Eu bati as mãos uma na outra, como se estivesse limpando poeira.
"Prontinho. Lixo no lugar do lixo."
Virei as costas e saí, sem olhar para trás, sentindo os olhares deles queimando nas minhas costas.
Não senti raiva. Não senti vontade de chorar. Eu simplesmente não me importava mais. A indiferença deles me libertou da necessidade de me importar com eles.
Assim que saí do prédio, peguei o celular.
A primeira ligação foi para uma corretora de imóveis.
"Olá, quero colocar um apartamento à venda. Com urgência."
A segunda foi para uma agência de viagens.
"Preciso renovar meu passaporte e tirar um visto. O mais rápido possível."
A terceira foi para a minha antiga orientadora da faculdade.
"Professora, sou eu, Sofia. Eu sei que já faz muito tempo... mas eu gostaria de saber se ainda existe a possibilidade de eu voltar a estudar."
Enquanto eu falava, uma lembrança clara veio à mente.
Eu tinha sido aceita em um programa de mestrado em literatura comparada em Portugal.
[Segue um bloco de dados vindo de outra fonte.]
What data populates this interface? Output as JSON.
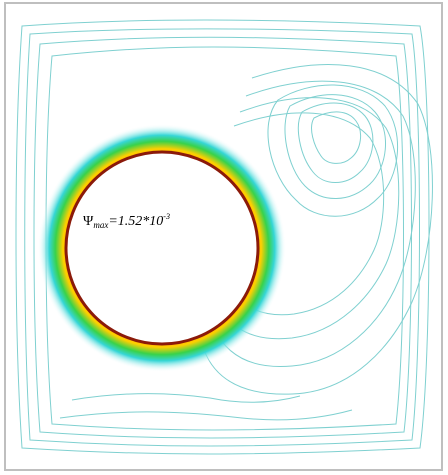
{
  "figure": {
    "annotation": {
      "symbol": "Ψ",
      "subscript": "max",
      "value_prefix": "=1.52*10",
      "exponent": "-3"
    },
    "colors": {
      "frame": "#bfbfbf",
      "outer_contours": "#7fd0d0",
      "inner_ring": "#8b1a0a",
      "ring_red": "#ff3a00",
      "ring_yellow": "#ffd000",
      "ring_green": "#39d24a",
      "ring_cyan": "#35d6d6"
    }
  }
}
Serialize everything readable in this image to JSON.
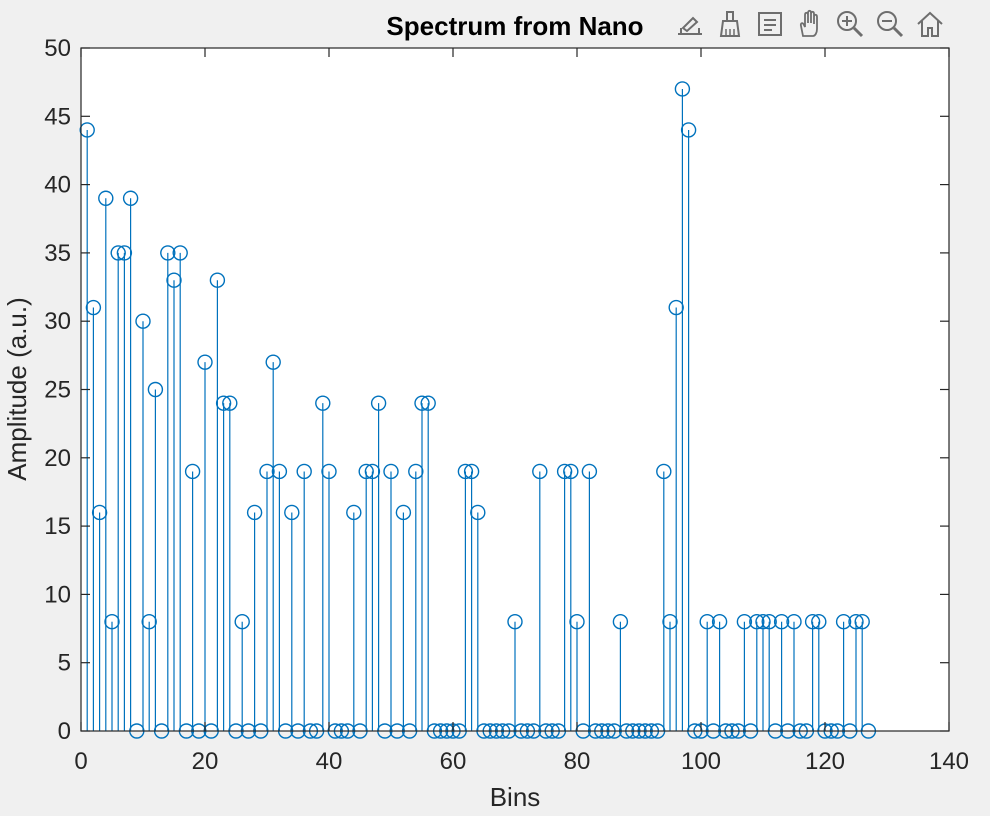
{
  "toolbar": {
    "buttons": [
      {
        "name": "export-icon"
      },
      {
        "name": "brush-icon"
      },
      {
        "name": "datatip-icon"
      },
      {
        "name": "pan-hand-icon"
      },
      {
        "name": "zoom-in-icon"
      },
      {
        "name": "zoom-out-icon"
      },
      {
        "name": "home-icon"
      }
    ]
  },
  "chart_data": {
    "type": "stem",
    "title": "Spectrum from Nano",
    "xlabel": "Bins",
    "ylabel": "Amplitude (a.u.)",
    "xlim": [
      0,
      140
    ],
    "ylim": [
      0,
      50
    ],
    "xticks": [
      "0",
      "20",
      "40",
      "60",
      "80",
      "100",
      "120",
      "140"
    ],
    "yticks": [
      "0",
      "5",
      "10",
      "15",
      "20",
      "25",
      "30",
      "35",
      "40",
      "45",
      "50"
    ],
    "grid": false,
    "color": "#0072bd",
    "x": [
      1,
      2,
      3,
      4,
      5,
      6,
      7,
      8,
      9,
      10,
      11,
      12,
      13,
      14,
      15,
      16,
      17,
      18,
      19,
      20,
      21,
      22,
      23,
      24,
      25,
      26,
      27,
      28,
      29,
      30,
      31,
      32,
      33,
      34,
      35,
      36,
      37,
      38,
      39,
      40,
      41,
      42,
      43,
      44,
      45,
      46,
      47,
      48,
      49,
      50,
      51,
      52,
      53,
      54,
      55,
      56,
      57,
      58,
      59,
      60,
      61,
      62,
      63,
      64,
      65,
      66,
      67,
      68,
      69,
      70,
      71,
      72,
      73,
      74,
      75,
      76,
      77,
      78,
      79,
      80,
      81,
      82,
      83,
      84,
      85,
      86,
      87,
      88,
      89,
      90,
      91,
      92,
      93,
      94,
      95,
      96,
      97,
      98,
      99,
      100,
      101,
      102,
      103,
      104,
      105,
      106,
      107,
      108,
      109,
      110,
      111,
      112,
      113,
      114,
      115,
      116,
      117,
      118,
      119,
      120,
      121,
      122,
      123,
      124,
      125,
      126,
      127
    ],
    "y": [
      44,
      31,
      16,
      39,
      8,
      35,
      35,
      39,
      0,
      30,
      8,
      25,
      0,
      35,
      33,
      35,
      0,
      19,
      0,
      27,
      0,
      33,
      24,
      24,
      0,
      8,
      0,
      16,
      0,
      19,
      27,
      19,
      0,
      16,
      0,
      19,
      0,
      0,
      24,
      19,
      0,
      0,
      0,
      16,
      0,
      19,
      19,
      24,
      0,
      19,
      0,
      16,
      0,
      19,
      24,
      24,
      0,
      0,
      0,
      0,
      0,
      19,
      19,
      16,
      0,
      0,
      0,
      0,
      0,
      8,
      0,
      0,
      0,
      19,
      0,
      0,
      0,
      19,
      19,
      8,
      0,
      19,
      0,
      0,
      0,
      0,
      8,
      0,
      0,
      0,
      0,
      0,
      0,
      19,
      8,
      31,
      47,
      44,
      0,
      0,
      8,
      0,
      8,
      0,
      0,
      0,
      8,
      0,
      8,
      8,
      8,
      0,
      8,
      0,
      8,
      0,
      0,
      8,
      8,
      0,
      0,
      0,
      8,
      0,
      8,
      8,
      0
    ]
  }
}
Era meu sonho. Estudar lá, talvez abrir um pequeno café com livraria.
Marcos, na época, estava começando a sua empresa.
"Sofia, meu amor", ele disse, me abraçando. "Eu preciso de você aqui. A empresa está em uma fase crucial. Se você for agora, eu não sei como vou conseguir. Fica. Daqui a um ou dois anos, quando tudo estiver estável, eu juro que a gente vai pra lá. Eu te ajudo a montar a sua livraria. Vai ser o nosso projeto."
Eu acreditei.
Eu desisti do meu sonho pelo dele.
Os "um ou dois anos" se tornaram sete. A promessa foi enterrada sob pilhas de trabalho, reuniões e desculpas. Ele nunca mais tocou no assunto.
Agora, eu ia recuperar o que era meu.
Durante as semanas seguintes, enquanto eu resolvia a burocracia da minha nova vida, Marcos e Patrícia viviam a deles, publicamente.
Ele a levou para uma viagem de "negócios" para a praia. As fotos inundaram as redes sociais. Patrícia de biquíni, rindo enquanto ele passava protetor solar nela. Patrícia segurando um coco, com o braço de Marcos ao redor dos seus ombros.
O trabalho que eu deixei para trás? Ele delegou tudo para a equipe, sobrecarregando meus antigos colegas, enquanto ele "relaxava" com sua protegida.
A provocação final veio uma semana depois.
Patrícia postou uma série de fotos no Instagram.
A primeira era de uma jarra de vidro cheia de um líquido escuro e frutas. A legenda: "Fazendo vinho de frutas caseiro pela primeira vez! Uma tradição de família que o Marcos me ensinou a amar."
Meu estômago gelou.
Fazer vinho de frutas era a minha tradição de família. Minha avó me ensinou. Eu fazia uma jarra para Marcos todos os anos, no nosso aniversário de casamento. Ele dizia que amava. Agora, ele estava ensinando a minha tradição para ela.
A segunda foto era dela, servindo o vinho em duas taças. Ela usava um avental que eu reconheci. Era meu. Um que eu tinha deixado para trás no apartamento.
A terceira foto era a pior.
As duas taças, uma ao lado da outra. Ao fundo, desfocados, estavam eles. Marcos sentado no sofá, e a cabeça de Patrícia descansando em seu ombro. Era uma cena de intimidade doméstica que gritava "nós".
E, como sempre, o like de Marcos estava lá.
Um amigo em comum, sem saber da situação, comentou: "Que legal! A Sofia também faz esse vinho, né? Vocês deviam fazer juntos um dia!"
A resposta de Patrícia veio rápida: "Ah, que coincidência! Não sabia. O Marcos me disse que era uma receita especial da avó dele."
A mentira. A apropriação. A desfaçatez.
Foi a gota d'água.
Abri o perfil de Marcos. Cliquei em "Bloquear".
Abri o perfil de Patrícia. Cliquei em "Bloquear".
Abri o perfil dos amigos em comum que curtiam e comentavam, cúmplices silenciosos da minha humilhação. Bloqueei um por um.
Limpei minha vida digital da presença deles. Olho que não vê, coração que não sente.
Naquela mesma tarde, com a passagem de avião comprada e o passaporte na mão, dirigi para uma pequena cidade litorânea a algumas horas de distância.
Aluguei um quarto simples com vista para o mar.
Passei os dias seguintes andando na praia, lendo os livros que eu sempre quis ler, sentindo o sol na minha pele.
O som das ondas era a única coisa que eu ouvia. E era a única coisa que eu precisava.
Pela primeira vez em sete anos, eu estava em silêncio. E o silêncio era bom.